There are two hypotheses that explain the phenomenon of buckwheat α-AI hydrolysate having α-amylase inhibitory activity: (1) a certain peptide sequence shows α-amylase inhibitory activity, or (2) sugar chain covalently bound to some peptide shows α-amylase inhibitory activity. To explore these two possibilities, we investigated the enzyme-inhibition mechanism of wheat and buckwheat α-AIs. In
Figure 8, the Lineweaver-Burk plots of wheat α-AI intersected at the same point on the abscissa, indicating that wheat α-AI inhibited the activity of α-amylase from porcine pancreas in a non-competitive manner, as previously reported [
32]. On the other hand, the plots of buckwheat α-AI intersected at the same point on the ordinate, indicating that buckwheat α-AI inhibited α-amylase activity in a competitive manner. Because sugars commonly fit the active site of α-amylase and peptides are unlikely to be recognised as a substrate, glycopeptides produced from buckwheat α-AI would be the competitive inhibitors. Some researchers reported glycoproteins that were obtained from plants inhibit α-amylase in a competitive manner [
33,
34,
35]. In addition, glycoproteins larger than 29 kDa were detected in undigested buckwheat α-AI (
Figure 6B). Considering that free sugars should have been removed during the preparation of buckwheat α-AI and most buckwheat albumin was hydrolysed to be peptides smaller than 6.5 kDa, glycopeptides that were produced by digestive enzymes from glycoproteins present in buckwheat α-AI might have exhibited α-amylase inhibitory activity. Therefore, as the mechanisms of α-amylase inhibitory activity of buckwheat and wheat α-AIs differed with each other, these would be proteins of different structure and molecular weight.

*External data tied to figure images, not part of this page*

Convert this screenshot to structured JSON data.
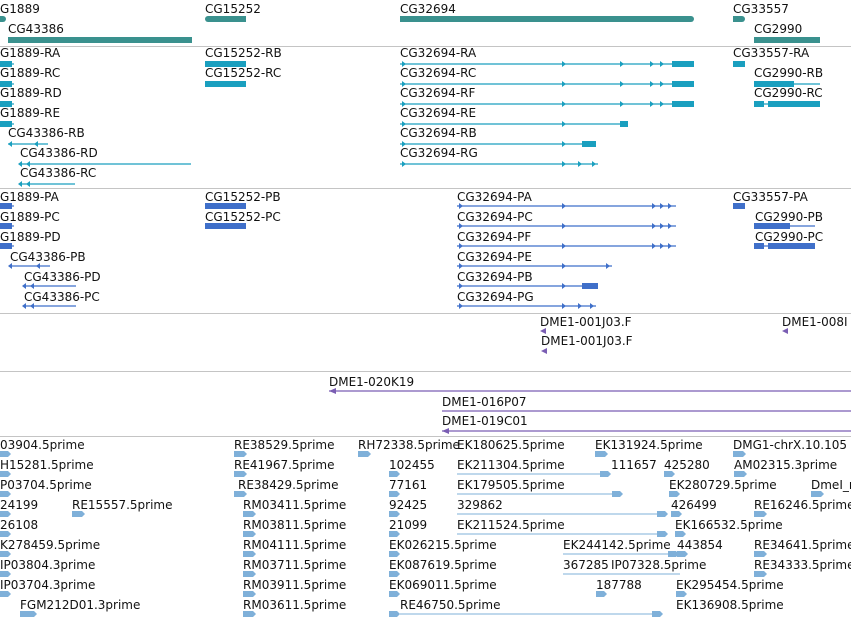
{
  "colors": {
    "gene": "#3a918e",
    "flybase_transcript": "#1a9fbf",
    "refseq_transcript": "#3f6fc9",
    "clone_end": "#7a5db3",
    "est": "#7fb0d9",
    "divider": "#c4c4c4"
  },
  "genes": [
    {
      "label": "G1889"
    },
    {
      "label": "CG43386"
    },
    {
      "label": "CG15252"
    },
    {
      "label": "CG32694"
    },
    {
      "label": "CG33557"
    },
    {
      "label": "CG2990"
    }
  ],
  "flybase_transcripts": [
    {
      "label": "G1889-RA"
    },
    {
      "label": "G1889-RC"
    },
    {
      "label": "G1889-RD"
    },
    {
      "label": "G1889-RE"
    },
    {
      "label": "CG43386-RB"
    },
    {
      "label": "CG43386-RD"
    },
    {
      "label": "CG43386-RC"
    },
    {
      "label": "CG15252-RB"
    },
    {
      "label": "CG15252-RC"
    },
    {
      "label": "CG32694-RA"
    },
    {
      "label": "CG32694-RC"
    },
    {
      "label": "CG32694-RF"
    },
    {
      "label": "CG32694-RE"
    },
    {
      "label": "CG32694-RB"
    },
    {
      "label": "CG32694-RG"
    },
    {
      "label": "CG33557-RA"
    },
    {
      "label": "CG2990-RB"
    },
    {
      "label": "CG2990-RC"
    }
  ],
  "refseq_transcripts": [
    {
      "label": "G1889-PA"
    },
    {
      "label": "G1889-PC"
    },
    {
      "label": "G1889-PD"
    },
    {
      "label": "CG43386-PB"
    },
    {
      "label": "CG43386-PD"
    },
    {
      "label": "CG43386-PC"
    },
    {
      "label": "CG15252-PB"
    },
    {
      "label": "CG15252-PC"
    },
    {
      "label": "CG32694-PA"
    },
    {
      "label": "CG32694-PC"
    },
    {
      "label": "CG32694-PF"
    },
    {
      "label": "CG32694-PE"
    },
    {
      "label": "CG32694-PB"
    },
    {
      "label": "CG32694-PG"
    },
    {
      "label": "CG33557-PA"
    },
    {
      "label": "CG2990-PB"
    },
    {
      "label": "CG2990-PC"
    }
  ],
  "clone_ends": [
    {
      "label": "DME1-001J03.F"
    },
    {
      "label": "DME1-001J03.F"
    },
    {
      "label": "DME1-008I"
    }
  ],
  "clone_spans": [
    {
      "label": "DME1-020K19"
    },
    {
      "label": "DME1-016P07"
    },
    {
      "label": "DME1-019C01"
    }
  ],
  "ests": [
    {
      "label": "03904.5prime"
    },
    {
      "label": "H15281.5prime"
    },
    {
      "label": "P03704.5prime"
    },
    {
      "label": "24199"
    },
    {
      "label": "RE15557.5prime"
    },
    {
      "label": "26108"
    },
    {
      "label": "K278459.5prime"
    },
    {
      "label": "IP03804.3prime"
    },
    {
      "label": "IP03704.3prime"
    },
    {
      "label": "FGM212D01.3prime"
    },
    {
      "label": "RE38529.5prime"
    },
    {
      "label": "RE41967.5prime"
    },
    {
      "label": "RE38429.5prime"
    },
    {
      "label": "RM03411.5prime"
    },
    {
      "label": "RM03811.5prime"
    },
    {
      "label": "RM04111.5prime"
    },
    {
      "label": "RM03711.5prime"
    },
    {
      "label": "RM03911.5prime"
    },
    {
      "label": "RM03611.5prime"
    },
    {
      "label": "RH72338.5prime"
    },
    {
      "label": "102455"
    },
    {
      "label": "77161"
    },
    {
      "label": "92425"
    },
    {
      "label": "21099"
    },
    {
      "label": "EK026215.5prime"
    },
    {
      "label": "EK087619.5prime"
    },
    {
      "label": "EK069011.5prime"
    },
    {
      "label": "RE46750.5prime"
    },
    {
      "label": "EK180625.5prime"
    },
    {
      "label": "EK211304.5prime"
    },
    {
      "label": "EK179505.5prime"
    },
    {
      "label": "329862"
    },
    {
      "label": "EK211524.5prime"
    },
    {
      "label": "EK244142.5prime"
    },
    {
      "label": "367285"
    },
    {
      "label": "IP07328.5prime"
    },
    {
      "label": "187788"
    },
    {
      "label": "EK131924.5prime"
    },
    {
      "label": "111657"
    },
    {
      "label": "425280"
    },
    {
      "label": "EK280729.5prime"
    },
    {
      "label": "426499"
    },
    {
      "label": "EK166532.5prime"
    },
    {
      "label": "443854"
    },
    {
      "label": "EK295454.5prime"
    },
    {
      "label": "EK136908.5prime"
    },
    {
      "label": "DMG1-chrX.10.105"
    },
    {
      "label": "AM02315.3prime"
    },
    {
      "label": "DmeI_r"
    },
    {
      "label": "RE16246.5prime"
    },
    {
      "label": "RE34641.5prime"
    },
    {
      "label": "RE34333.5prime"
    }
  ]
}
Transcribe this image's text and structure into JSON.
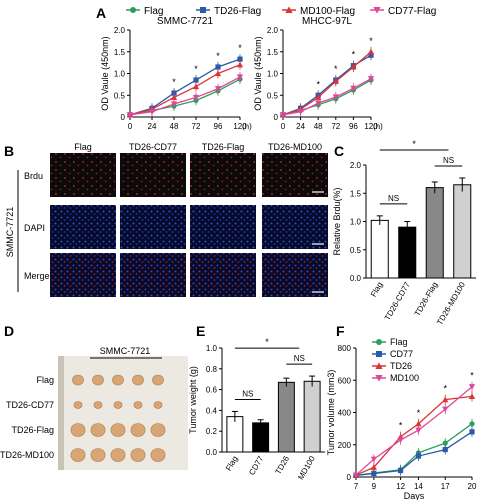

Both wheat and buckwheat α-AIs maintained high α-amylase inhibitory activity after heating, as shown in
Figure 9. Oneda et al. reported that wheat α-AI showed high thermal stability [
19], consistent with our results showing that it retained more than 98% of α-amylase inhibitory activity even after heating at 100 °C for 120 min, probably due to intramolecular disulphide bonds. The α-amylase inhibitory activity of buckwheat α-AI gradually decreased but it was still 75% after heating at 100 °C for 120 min. This result is consistent with our assumption that sugar chain in buckwheat α-AI shows α-amylase inhibitory activity and thus retained the activity, even after denaturation by heating. The thermal stability of buckwheat α-AI is high enough to be used in food products that undergo sterilisation.